Tuesday 20 March 2012

Oil price gusher to subside?

The FT just reported "Saudi Arabia’s powerful oil minister Ali Naimi sought to cool overheating oil markets on Tuesday, saying high oil prices were “unjustified” and that the kingdom could boost its output by as much as 25 per cent if necessary".

This is potentially good news for the global aviation industry which currently is facing a jet fuel price of $139.5 per barrel and an average price of $132.7 per barrel this year.   IATA now expects Global airlines to be operating on a wafer thin 0.5% margin in 2012 and to collectively return a relatively modest $3 billion profit.   Hence any moves to subdue the gusher in oil price rises will be welcomed not just by the aviation industry but by fare paying passengers and by motorist now paying £1.39 at forecourt pumps.   

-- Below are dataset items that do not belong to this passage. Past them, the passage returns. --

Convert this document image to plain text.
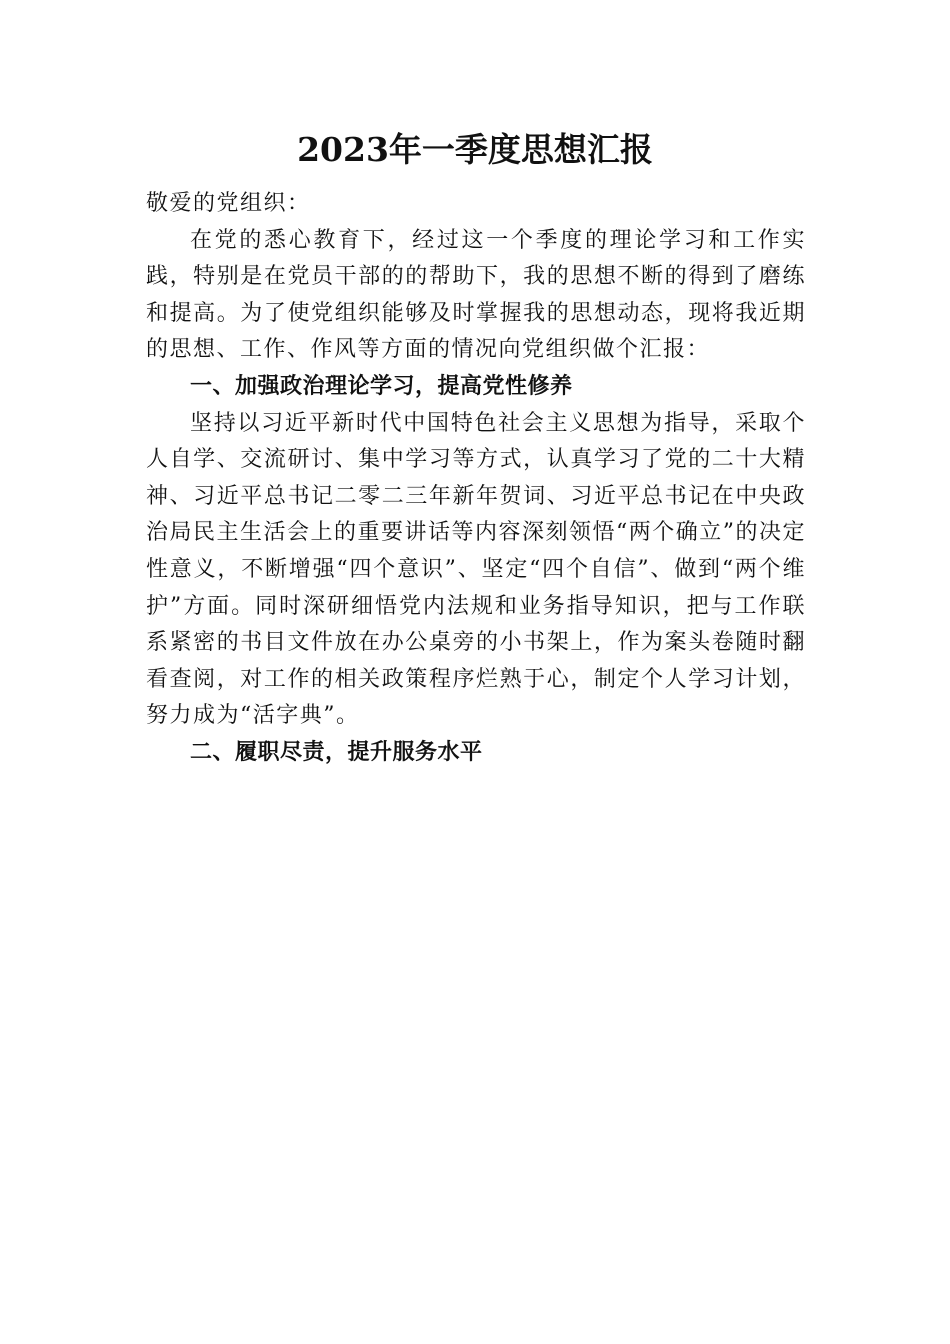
2023年一季度思想汇报

敬爱的党组织：

在党的悉心教育下，经过这一个季度的理论学习和工作实践，特别是在党员干部的的帮助下，我的思想不断的得到了磨练和提高。为了使党组织能够及时掌握我的思想动态，现将我近期的思想、工作、作风等方面的情况向党组织做个汇报：

一、加强政治理论学习，提高党性修养

坚持以习近平新时代中国特色社会主义思想为指导，采取个人自学、交流研讨、集中学习等方式，认真学习了党的二十大精神、习近平总书记二零二三年新年贺词、习近平总书记在中央政治局民主生活会上的重要讲话等内容深刻领悟“两个确立”的决定性意义，不断增强“四个意识”、坚定“四个自信”、做到“两个维护”方面。同时深研细悟党内法规和业务指导知识，把与工作联系紧密的书目文件放在办公桌旁的小书架上，作为案头卷随时翻看查阅，对工作的相关政策程序烂熟于心，制定个人学习计划，努力成为“活字典”。

二、履职尽责，提升服务水平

Travel Expert Migrates from Cheapflights Newsblog

Just thought I should explain that this new travel blog is actually a continuation of my writing corporate comment press releases and newsblogs for Cheapflights Media over the past 9+ years. We are parting amicably but I shall now continue to comment and rant about travel industry issues, particularly those affecting aviation. Given the significant growth of the cruise industry I will now start commenting on news and issues there . Well, for example today (20 March) a collision beween a cruise ship and a container ship entering harbour i in Vietnam was reported. No injuries I'm pleased to say - apart from to the Captain's professional record and a few dents to the ship!
I will be populating this blog with some old posts as well as new ones obviously and will be linking to Facebook and Twitter as is usual these days. Meantime here's a little about me....
Why do I like travel? I got a taste for it early. My first trip abroad was to France aged seven. It gave me a taste for garlic, "cuisine-grandmere", wine, Brigitte Bardot (and her compatriotes) and an appreciation of French culture, which, I am glad to say, has continued to this day many, many years later.
A stint in the Royal Navy gave me the chance to visit places which at the time had no direct air access. Islands like the Seychelles, Lamu, Zanzibar, Pemba, Madagascar, the Comoros Islands and Mauritius not to mention the Cape Verde Islands. The Caribbean islands and the then British Guyana all added to my early tally of countries visited These were almost all off the tourist map except for the most adventurous – some still are. I was also fortunate to live in Kenya for a couple of years and folowed up having left the Navy with three years living in Tokyo.
Today, my travel requisites are for comfort and convenience rather than adventure. Hence, I favour Barbados, which I first visited in 1961. Tourism there has almost completely replaced sugar and rum (not the local Mount Gay Rum though!!). Hotels and services are now second to none but the island still retains that local buzz and character. Also, the weather is great for most of the year. Hurricanes usually oblige by swinging away from the island and only seriously visit once every ten years or so.
I will obviously try other destinations, but if you know what you like, trying another destination is taking a risk with your hard-earned holiday cash. I have pretty well done experimenting unless I have a really reliable recommendation. After all its good for the ego is it not when you are greeted on your return somewhere with recognition and a warm smile.??